You are viewing a plain text version of this content. The canonical link for it is here.
Posted to solr-user@lucene.apache.org by Peter Markey <su...@gmail.com> on 2012/04/21 01:42:09 UTC

null pointer error with solr deduplication

Hello,

I have been trying out deduplication in solr by following:
http://wiki.apache.org/solr/Deduplication. I have defined a signature field
to hold the values of the signature created based on few other fields in a
document and the idea seems to work like a charm in a single solr instance.
But, when I have multiple cores and try to do a distributed search (
Http://localhost:8080/solr/core0/select?q=*&shards=localhost:8080/solr/dedupe,localhost:8080/solr/dedupe2&facet=true&facet.field=doc_id)
I get the error pasted below. While normal search (with just q) works fine,
the facet/stats queries seem to be the culprit. The doc_id contains
duplicate ids since I'm testing the same set of documents indexed in both
the cores(dedupe, dedupe2). Any insights would be highly appreciated.

Thanks



20-Apr-2012 11:39:35 PM org.apache.solr.common.SolrException log
SEVERE: java.lang.NullPointerException
at
org.apache.solr.handler.component.QueryComponent.mergeIds(QueryComponent.java:887)
at
org.apache.solr.handler.component.QueryComponent.handleRegularResponses(QueryComponent.java:633)
at
org.apache.solr.handler.component.QueryComponent.handleResponses(QueryComponent.java:612)
at
org.apache.solr.handler.component.SearchHandler.handleRequestBody(SearchHandler.java:307)
at
org.apache.solr.handler.RequestHandlerBase.handleRequest(RequestHandlerBase.java:129)
at org.apache.solr.core.SolrCore.execute(SolrCore.java:1540)
at
org.apache.solr.servlet.SolrDispatchFilter.execute(SolrDispatchFilter.java:435)
at
org.apache.solr.servlet.SolrDispatchFilter.doFilter(SolrDispatchFilter.java:256)
at
org.apache.catalina.core.ApplicationFilterChain.internalDoFilter(ApplicationFilterChain.java:243)
at
org.apache.catalina.core.ApplicationFilterChain.doFilter(ApplicationFilterChain.java:210)
at
org.apache.catalina.core.StandardWrapperValve.invoke(StandardWrapperValve.java:224)
at
org.apache.catalina.core.StandardContextValve.invoke(StandardContextValve.java:169)
at
org.apache.catalina.authenticator.AuthenticatorBase.invoke(AuthenticatorBase.java:472)
at
org.apache.catalina.core.StandardHostValve.invoke(StandardHostValve.java:168)
at
org.apache.catalina.valves.ErrorReportValve.invoke(ErrorReportValve.java:98)
at org.apache.catalina.valves.AccessLogValve.invoke(AccessLogValve.java:927)
at
org.apache.catalina.core.StandardEngineValve.invoke(StandardEngineValve.java:118)
at
org.apache.catalina.connector.CoyoteAdapter.service(CoyoteAdapter.java:407)
at
org.apache.coyote.http11.AbstractHttp11Processor.process(AbstractHttp11Processor.java:987)
at
org.apache.coyote.AbstractProtocol$AbstractConnectionHandler.process(AbstractProtocol.java:579)
at
org.apache.tomcat.util.net.JIoEndpoint$SocketProcessor.run(JIoEndpoint.java:307)
at
java.util.concurrent.ThreadPoolExecutor$Worker.runTask(ThreadPoolExecutor.java:886)
at
java.util.concurrent.ThreadPoolExecutor$Worker.run(ThreadPoolExecutor.java:908)
at java.lang.Thread.run(Thread.java:662)

Re: null pointer error with solr deduplication

Posted by Peter Markey <su...@gmail.com>.
Thanks for the response.

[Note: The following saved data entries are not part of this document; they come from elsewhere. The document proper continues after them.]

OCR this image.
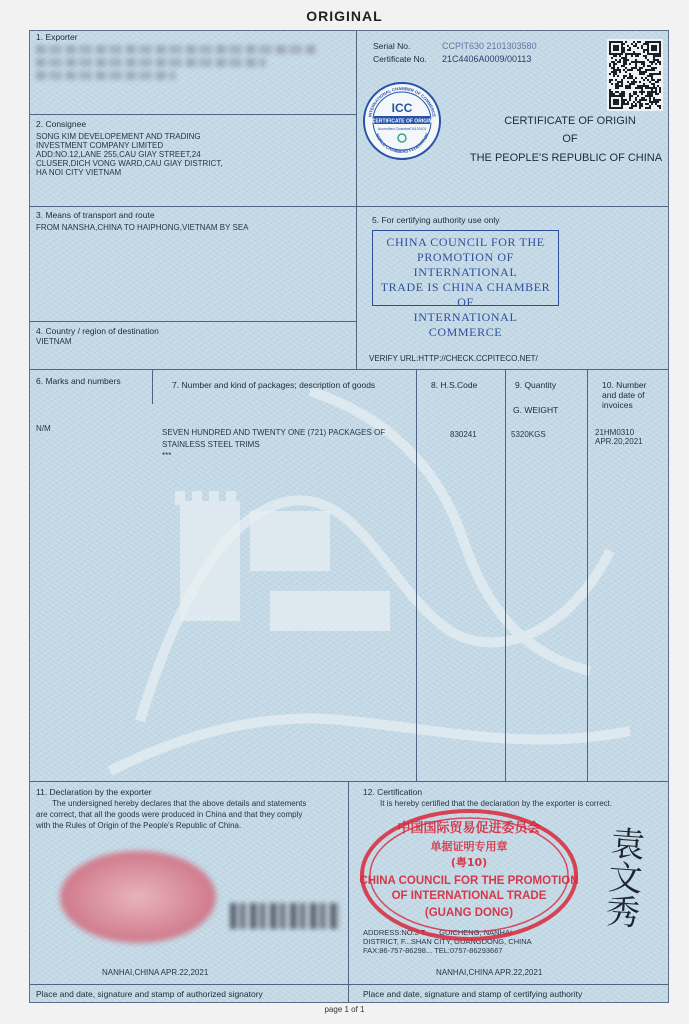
ORIGINAL
1. Exporter
2. Consignee
SONG KIM DEVELOPEMENT AND TRADING
INVESTMENT COMPANY LIMITED
ADD:NO.12,LANE 255,CAU GIAY STREET,24
CLUSER,DICH VONG WARD,CAU GIAY DISTRICT,
HA NOI CITY VIETNAM
3. Means of transport and route
FROM NANSHA,CHINA TO HAIPHONG,VIETNAM BY SEA
4. Country / region of destination
VIETNAM
Serial No.	CCPIT630 2101303580
Certificate No. 21C4406A0009/00113
INTERNATIONAL CHAMBER OF COMMERCE
WORLD CHAMBERS FEDERATION
ICC
CERTIFICATE OF ORIGIN
Accredited Chamber CN130101
CERTIFICATE OF ORIGIN
OF
THE PEOPLE'S REPUBLIC OF CHINA
5. For certifying authority use only
CHINA COUNCIL FOR THE
PROMOTION OF INTERNATIONAL
TRADE IS CHINA CHAMBER OF
INTERNATIONAL COMMERCE
VERIFY URL:HTTP://CHECK.CCPITECO.NET/
6. Marks and numbers	7. Number and kind of packages; description of goods	8. H.S.Code	9. Quantity
G. WEIGHT
10. Number
and date of
invoices
N/M	SEVEN HUNDRED AND TWENTY ONE (721) PACKAGES OF
STAINLESS STEEL TRIMS
***
830241	5320KGS	21HM0310
APR.20,2021
11. Declaration by the exporter
The undersigned hereby declares that the above details and statements
are correct, that all the goods were produced in China and that they comply
with the Rules of Origin of the People's Republic of China.
NANHAI,CHINA APR.22,2021
Place and date, signature and stamp of authorized signatory
12. Certification
It is hereby certified that the declaration by the exporter is correct.
ADDRESS:NO.3 T... ...GUICHENG, NANHAI
DISTRICT, F...SHAN CITY, GUANGDONG, CHINA
FAX:86-757-86298... TEL:0757-86293667
中国国际贸易促进委员会
单据证明专用章
(粤10)
CHINA COUNCIL FOR THE PROMOTION
OF INTERNATIONAL TRADE
(GUANG DONG)	袁文秀
NANHAI,CHINA APR.22,2021
Place and date, signature and stamp of certifying authority
page 1 of 1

Yes, I agree with you that I have to check for the
uniqueness of doc ids but our requirement is such that we need to send it
to solr and I know that solr discards duplicate documents and it does not
work fine when we manually create the unique id. But I just wanted to
report the error since in this scenario (i guess the components for
deduplication are pretty new), it would probably help the devs to make the
behavior more deterministic towards duplicate documents.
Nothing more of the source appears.